If you have an EPO plan, some benefits may require copayment amounts that vary by service type-for example, if you go to see a psychologist in an in-network facility for individual therapy sessions, it may cost $15 per session; if you go for group therapy sessions at the same facility, it may cost $10 per session.
Deductibles: Insurance VS Direct Pay
Many times insurance companies charge a separate and higher deductible for mental health coverage as opposed to physical health coverage. In some cases, it may actually be cheaper for you to negotiate a direct pay rate as opposed to paying for a deductible. Make sure that you understand what options are available for going to out-of-network providers-these may be less expensive than in-network providers and may offer more flexible appointment times and locations and a substantial reduction in fees.
Here are some things to consider when trying to decide if you want to use insurance or go direct pay to the provider.
if you are using insurance the provider is obligated under their in-network credentialling to report your diagnosis to the insurance company so that it becomes part of your available insurance record.
Your mental health coverage is actually administered by a third-party payer, the insurance company is obligated to tel you this when asked and you are going to end up paying for the sessions in cash because the powder is considered out-of-network.

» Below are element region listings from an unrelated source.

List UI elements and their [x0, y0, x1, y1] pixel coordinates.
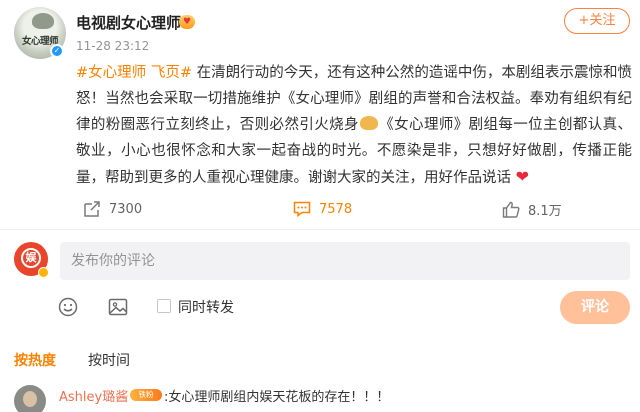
commenter-avatar[interactable]	[14, 385, 46, 412]
comment-text: :女心理师剧组内娱天花板的存在！！！	[164, 390, 390, 405]
fan-badge-icon: 铁粉	[130, 389, 162, 401]
like-button[interactable]: 8.1万	[502, 198, 562, 220]
like-count: 8.1万	[528, 203, 562, 219]
repost-checkbox[interactable]	[157, 299, 171, 313]
comment-count: 7578	[319, 201, 353, 217]
fist-emoji-icon	[359, 116, 378, 130]
repost-button[interactable]: 7300	[83, 198, 142, 220]
user-level-icon	[38, 267, 49, 278]
section-divider	[0, 229, 640, 230]
verified-icon: ✓	[50, 44, 64, 58]
submit-comment-button[interactable]: 评论	[560, 291, 630, 324]
current-user-avatar[interactable]: 娱	[14, 242, 49, 278]
image-icon[interactable]	[108, 297, 128, 317]
avatar-tree-graphic	[32, 13, 54, 29]
emoji-icon[interactable]	[58, 297, 78, 317]
heart-emoji-icon: ❤	[515, 167, 530, 186]
vip-icon[interactable]: ♥	[179, 15, 195, 29]
repost-count: 7300	[109, 201, 143, 217]
post-text: #女心理师 飞页# 在清朗行动的今天，还有这种公然的造谣中伤，本剧组表示震惊和愤…	[76, 60, 632, 191]
tab-sort-by-hot[interactable]: 按热度	[14, 350, 56, 370]
current-user-avatar-glyph: 娱	[21, 248, 41, 268]
post-time[interactable]: 11-28 23:12	[76, 39, 149, 53]
poster-name[interactable]: 电视剧女心理师	[76, 12, 181, 33]
comment-input[interactable]	[60, 242, 630, 280]
follow-button[interactable]: +关注	[564, 8, 630, 34]
commenter-avatar-face	[23, 391, 37, 407]
comment-button[interactable]: 7578	[293, 198, 352, 220]
repost-icon	[84, 201, 100, 217]
topic-hashtag-link[interactable]: #女心理师 飞页#	[76, 65, 192, 81]
commenter-name[interactable]: Ashley璐酱	[59, 386, 128, 405]
repost-checkbox-label[interactable]: 同时转发	[178, 297, 234, 317]
comment-icon	[293, 201, 311, 217]
like-icon	[502, 201, 520, 218]
tab-sort-by-time[interactable]: 按时间	[88, 350, 130, 370]
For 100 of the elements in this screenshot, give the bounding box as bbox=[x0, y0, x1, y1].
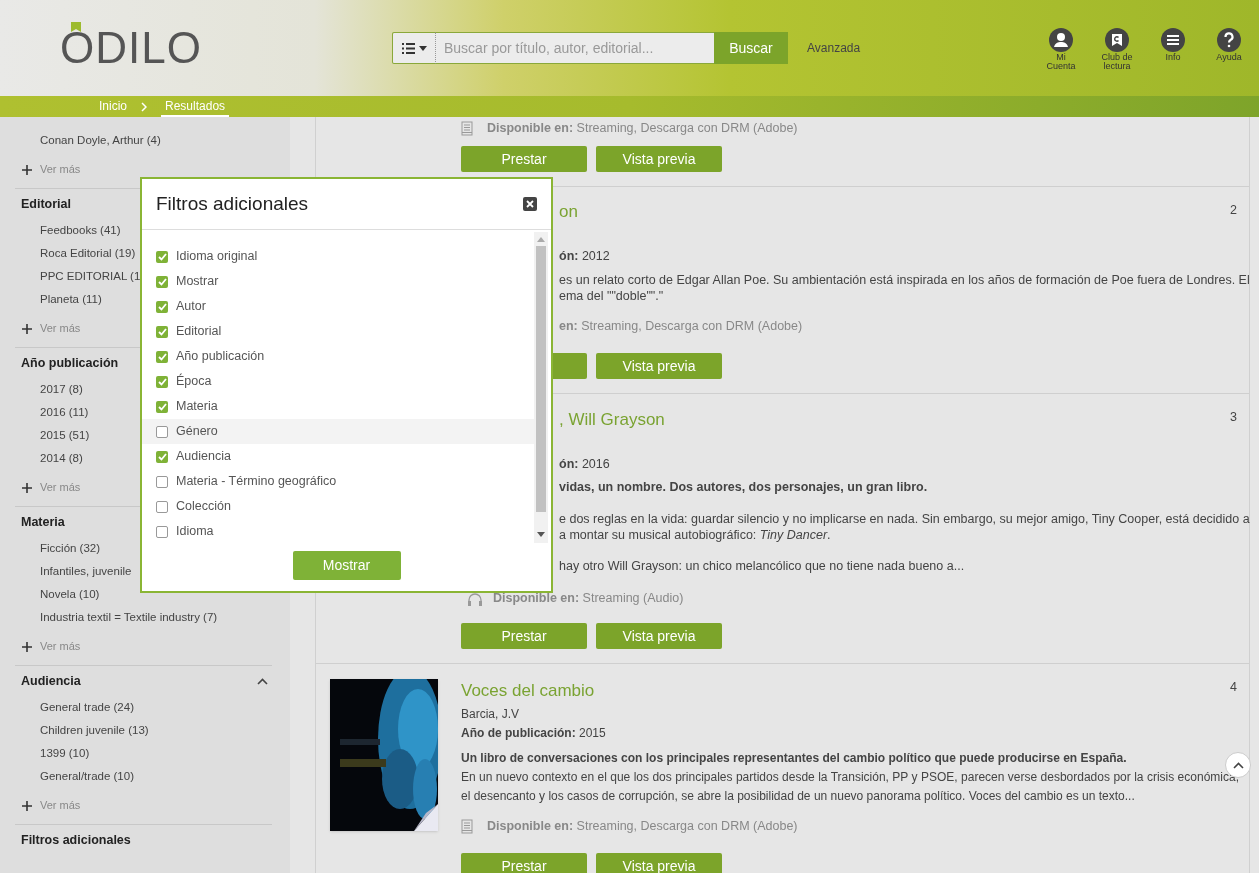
filter-option[interactable]: Infantiles, juvenile bbox=[40, 560, 132, 583]
description-line: a montar su musical autobiográfico: Tiny Dancer. bbox=[559, 527, 831, 543]
list-icon bbox=[401, 42, 415, 54]
result-number: 2 bbox=[1230, 202, 1237, 219]
checkbox[interactable] bbox=[156, 500, 168, 513]
search-type-dropdown[interactable] bbox=[392, 32, 436, 64]
publication-year: ón: 2012 bbox=[559, 248, 610, 265]
filter-option[interactable]: Planeta (11) bbox=[40, 288, 102, 311]
filter-option[interactable]: Conan Doyle, Arthur (4) bbox=[40, 129, 161, 152]
filter-option[interactable]: Children juvenile (13) bbox=[40, 719, 149, 742]
result-number: 4 bbox=[1230, 679, 1237, 696]
nav-button[interactable]: Info bbox=[1145, 27, 1201, 62]
filter-option[interactable]: Ficción (32) bbox=[40, 537, 101, 560]
dialog-title: Filtros adicionales bbox=[156, 191, 309, 216]
filter-option[interactable]: 2016 (11) bbox=[40, 401, 89, 424]
checkbox-label: Materia bbox=[176, 398, 218, 416]
close-icon[interactable] bbox=[523, 197, 537, 211]
filter-option[interactable]: PPC EDITORIAL (1 bbox=[40, 265, 141, 288]
checkbox-label: Idioma original bbox=[176, 248, 258, 266]
filter-checkbox-row[interactable]: Idioma bbox=[142, 519, 534, 544]
checkbox[interactable] bbox=[156, 300, 168, 313]
checkbox[interactable] bbox=[156, 375, 168, 388]
bookmark-icon bbox=[1105, 27, 1129, 52]
section-title[interactable]: Materia bbox=[21, 512, 65, 532]
checkbox[interactable] bbox=[156, 525, 168, 538]
checkbox[interactable] bbox=[156, 325, 168, 338]
checkbox[interactable] bbox=[156, 275, 168, 288]
availability-text: Disponible en: Streaming, Descarga con DRM (Adobe) bbox=[487, 818, 798, 836]
checkbox[interactable] bbox=[156, 475, 168, 488]
section-title[interactable]: Audiencia bbox=[21, 671, 81, 691]
nav-button[interactable]: Ayuda bbox=[1201, 27, 1257, 62]
checkbox[interactable] bbox=[156, 250, 168, 263]
checkbox[interactable] bbox=[156, 450, 168, 463]
section-title[interactable]: Editorial bbox=[21, 194, 71, 214]
caret-icon bbox=[418, 45, 427, 51]
filter-option[interactable]: 2017 (8) bbox=[40, 378, 83, 401]
filter-option[interactable]: Industria textil = Textile industry (7) bbox=[40, 606, 218, 629]
filter-checkbox-row[interactable]: Mostrar bbox=[142, 269, 534, 294]
nav-button[interactable]: Mi Cuenta bbox=[1033, 27, 1089, 71]
checkbox-label: Autor bbox=[176, 298, 206, 316]
filter-checkbox-row[interactable]: Colección bbox=[142, 494, 534, 519]
description-line: e dos reglas en la vida: guardar silencio y no implicarse en nada. Sin embargo, su mejor amigo, Tiny Cooper, está decidido a bbox=[559, 511, 1250, 527]
result-summary: Un libro de conversaciones con los principales representantes del cambio político que puede producirse en España. bbox=[461, 750, 1127, 767]
document-icon bbox=[461, 121, 473, 136]
checkbox-label: Idioma bbox=[176, 523, 214, 541]
section-title[interactable]: Filtros adicionales bbox=[21, 830, 131, 850]
menu-icon bbox=[1161, 27, 1185, 52]
logo[interactable]: ODILO bbox=[60, 23, 202, 72]
advanced-search-link[interactable]: Avanzada bbox=[807, 39, 861, 57]
filter-option[interactable]: 2014 (8) bbox=[40, 447, 83, 470]
plus-icon bbox=[22, 323, 32, 334]
checkbox-label: Audiencia bbox=[176, 448, 231, 466]
help-icon bbox=[1217, 27, 1241, 52]
filter-option[interactable]: Roca Editorial (19) bbox=[40, 242, 136, 265]
chevron-right-icon bbox=[141, 101, 147, 112]
nav-button[interactable]: Club de lectura bbox=[1089, 27, 1145, 71]
description-line: es un relato corto de Edgar Allan Poe. Su ambientación está inspirada en los años de formación de Poe fuera de Londres. El bbox=[559, 272, 1250, 288]
plus-icon bbox=[22, 164, 32, 175]
checkbox[interactable] bbox=[156, 425, 168, 438]
description-line: ema del ""doble""." bbox=[559, 288, 664, 304]
section-title[interactable]: Año publicación bbox=[21, 353, 119, 373]
filter-option[interactable]: General trade (24) bbox=[40, 696, 134, 719]
filter-checkbox-row[interactable]: Editorial bbox=[142, 319, 534, 344]
checkbox[interactable] bbox=[156, 400, 168, 413]
filter-checkbox-row[interactable]: Autor bbox=[142, 294, 534, 319]
result-description: En un nuevo contexto en el que los dos principales partidos desde la Transición, PP y PSOE, parecen verse desbordados por la crisis económica, el desencanto y los casos de corrupción, se abre la posibilidad de un nuevo panorama político. Voces del cambio es un texto... bbox=[461, 769, 1239, 805]
filter-checkbox-row[interactable]: Materia bbox=[142, 394, 534, 419]
search-field[interactable]: Buscar por título, autor, editorial... bbox=[436, 32, 714, 64]
filter-option[interactable]: 2015 (51) bbox=[40, 424, 90, 447]
plus-icon bbox=[22, 800, 32, 811]
filter-option[interactable]: Feedbooks (41) bbox=[40, 219, 121, 242]
scrollbar[interactable] bbox=[534, 232, 548, 543]
plus-icon bbox=[22, 482, 32, 493]
plus-icon bbox=[22, 641, 32, 652]
result-author: Barcia, J.V bbox=[461, 706, 521, 723]
checkbox-label: Materia - Término geográfico bbox=[176, 473, 337, 491]
checkbox-label: Editorial bbox=[176, 323, 222, 341]
result-summary: vidas, un nombre. Dos autores, dos personajes, un gran libro. bbox=[559, 479, 928, 496]
description-line: hay otro Will Grayson: un chico melancólico que no tiene nada bueno a... bbox=[559, 558, 965, 574]
checkbox-label: Época bbox=[176, 372, 212, 391]
filter-option[interactable]: 1399 (10) bbox=[40, 742, 90, 765]
filter-checkbox-row[interactable]: Idioma original bbox=[142, 244, 534, 269]
document-icon bbox=[461, 819, 473, 834]
checkbox-label: Género bbox=[176, 423, 218, 441]
filter-checkbox-row[interactable]: Año publicación bbox=[142, 344, 534, 369]
filter-checkbox-row[interactable]: Materia - Término geográfico bbox=[142, 469, 534, 494]
chevron-up-icon bbox=[1232, 761, 1244, 769]
checkbox-label: Año publicación bbox=[176, 348, 265, 366]
filter-checkbox-row[interactable]: Época bbox=[142, 369, 534, 394]
checkbox[interactable] bbox=[156, 350, 168, 363]
filter-checkbox-row[interactable]: Audiencia bbox=[142, 444, 534, 469]
scroll-up-icon[interactable] bbox=[537, 237, 545, 242]
scroll-down-icon[interactable] bbox=[537, 532, 545, 537]
filter-checkbox-row[interactable]: Género bbox=[142, 419, 534, 444]
publication-year: ón: 2016 bbox=[559, 456, 610, 473]
checkbox-label: Colección bbox=[176, 498, 231, 516]
filter-option[interactable]: Novela (10) bbox=[40, 583, 100, 606]
checkbox-label: Mostrar bbox=[176, 273, 219, 291]
filter-option[interactable]: General/trade (10) bbox=[40, 765, 134, 788]
chevron-up-icon[interactable] bbox=[257, 677, 268, 685]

If your provider charges an administrative fee for insurance clients.
If your deductible is so high that you will be paying a deductible for the entire calendar year.
The system is complicated and filled with jargon, but there are ways to cut through the confusion and find the coverage that works best for you.
Even if you're not sure you need to use your mental health insurance benefits, it is important to know how they work. If you are ever in a situation where you need them, it will be much easier if you already understand the basics.